MATARAM — Puluhan guru IPA di Kota Mataram tak sekadar duduk mendengarkan teori dalam pelatihan pengembangan alat peraga sains, Jumat (24/7) pekan lalu. Mereka justru diajak membongkar dan merakit langsung KIT IPA berbasis proyek yang dipadukan dengan pendekatan Science, Technology, Engineering, and Mathematics (STEM).
Pelatihan ini merupakan bagian dari program Pengabdian kepada Masyarakat Universitas Mataram. Tim dosen sengaja memilih MGMP IPA sebagai sasaran karena para gurulah yang setiap hari berhadapan dengan siswa di kelas.
Ketua Tim Pengabdian, Dr. Satutik Rahayu, M.Pd, menegaskan bahwa pembelajaran sains saat ini menuntut guru menghadirkan pengalaman belajar yang kontekstual dan berpusat pada peserta didik. Menurutnya, kendala utama di lapangan bukanlah soal anggaran, melainkan kreativitas.
“Melalui pelatihan ini kami ingin memberikan inspirasi kepada guru bahwa media pembelajaran tidak harus mahal. Dengan kreativitas dan pendekatan STEM, guru dapat mengembangkan KIT IPA yang menarik, mudah digunakan, dan mampu meningkatkan keterampilan berpikir kritis, kreativitas, kolaborasi, serta kemampuan memecahkan masalah siswa,” ujar Satutik dalam keterangan tertulis yang diterima Suara NTB.
Tim pengabdian menghadirkan dua narasumber dari Program Studi Pendidikan Fisika Unram, yakni Dr. Kasnawi Al Hadi, M.Si. dan Drs. Sutrio, M.Si. Keduanya didampingi mahasiswa Unram mendampingi peserta selama pelatihan.
Para guru tidak hanya memperoleh pemahaman konseptual. Mereka menyaksikan langsung demonstrasi berbagai KIT IPA, mulai dari cara kerja hingga penerapannya dalam pembelajaran berbasis proyek di kelas. Sesi tanya jawab pun berlangsung cair, terlihat dari antusiasme peserta yang terus bertanya soal modifikasi alat.

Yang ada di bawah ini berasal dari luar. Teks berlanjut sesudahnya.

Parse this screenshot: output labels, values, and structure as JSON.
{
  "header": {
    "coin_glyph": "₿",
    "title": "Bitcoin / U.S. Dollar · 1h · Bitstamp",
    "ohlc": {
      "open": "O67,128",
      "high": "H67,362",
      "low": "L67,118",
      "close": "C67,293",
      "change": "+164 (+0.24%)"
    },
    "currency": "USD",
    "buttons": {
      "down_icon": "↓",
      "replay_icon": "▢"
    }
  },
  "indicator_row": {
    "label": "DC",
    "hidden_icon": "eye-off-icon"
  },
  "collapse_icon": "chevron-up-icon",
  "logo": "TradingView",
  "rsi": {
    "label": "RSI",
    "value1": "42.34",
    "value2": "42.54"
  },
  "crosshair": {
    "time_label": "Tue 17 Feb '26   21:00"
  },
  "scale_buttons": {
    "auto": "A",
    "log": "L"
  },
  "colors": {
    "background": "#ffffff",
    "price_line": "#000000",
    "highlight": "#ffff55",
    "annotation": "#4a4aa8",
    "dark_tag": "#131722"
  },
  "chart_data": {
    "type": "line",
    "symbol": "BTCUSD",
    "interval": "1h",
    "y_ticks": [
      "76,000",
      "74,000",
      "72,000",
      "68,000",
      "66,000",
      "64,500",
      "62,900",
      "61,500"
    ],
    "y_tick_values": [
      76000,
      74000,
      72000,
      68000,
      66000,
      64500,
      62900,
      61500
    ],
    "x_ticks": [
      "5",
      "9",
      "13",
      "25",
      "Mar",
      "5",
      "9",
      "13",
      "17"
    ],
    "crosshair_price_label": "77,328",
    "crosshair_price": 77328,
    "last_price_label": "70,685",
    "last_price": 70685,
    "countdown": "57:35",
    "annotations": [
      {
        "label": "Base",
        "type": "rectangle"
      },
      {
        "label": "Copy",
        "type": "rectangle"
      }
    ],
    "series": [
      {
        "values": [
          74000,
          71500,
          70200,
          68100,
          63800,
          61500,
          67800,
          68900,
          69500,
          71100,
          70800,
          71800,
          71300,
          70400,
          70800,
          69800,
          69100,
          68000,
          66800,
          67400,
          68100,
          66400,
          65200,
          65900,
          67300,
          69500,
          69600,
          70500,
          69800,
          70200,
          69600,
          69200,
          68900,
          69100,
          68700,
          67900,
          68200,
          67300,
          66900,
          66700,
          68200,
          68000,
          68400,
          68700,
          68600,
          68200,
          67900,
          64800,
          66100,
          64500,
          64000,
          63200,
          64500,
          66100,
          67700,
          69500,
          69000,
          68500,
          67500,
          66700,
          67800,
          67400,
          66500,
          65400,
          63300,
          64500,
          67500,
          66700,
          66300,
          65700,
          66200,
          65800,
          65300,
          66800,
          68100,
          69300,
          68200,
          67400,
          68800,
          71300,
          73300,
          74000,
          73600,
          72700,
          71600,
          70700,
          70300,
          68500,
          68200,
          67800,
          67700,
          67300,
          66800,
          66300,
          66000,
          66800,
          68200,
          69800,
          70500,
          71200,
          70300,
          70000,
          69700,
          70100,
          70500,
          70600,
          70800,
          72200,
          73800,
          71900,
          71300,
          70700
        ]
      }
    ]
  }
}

Salah seorang peserta mengaku pelatihan semacam ini memberikan pengalaman baru yang sangat bermanfaat. Guru bisa melihat secara langsung bagaimana sebuah KIT IPA dirancang dan digunakan sebagai sarana pembelajaran yang mampu meningkatkan keterlibatan siswa.
Para peserta berharap kegiatan serupa bisa dilaksanakan secara berkelanjutan dengan durasi lebih panjang. Mereka ingin memiliki kesempatan menghasilkan KIT IPA secara mandiri, bukan sekadar melihat demonstrasi.
Menanggapi hal itu, Tim Pengabdian Unram menyampaikan komitmennya untuk terus mendampingi guru melalui program-program lanjutan. Salah satu usulan yang mengemuka dari peserta adalah penyelenggaraan Workshop Pengembangan STEM IPA yang lebih aplikatif.
“Guru bisa merancang, membuat, menguji, dan mengimplementasikan produk pembelajaran STEM sesuai dengan karakteristik materi di sekolah masing-masing,” demikian isi usulan yang tercatat dalam diskusi.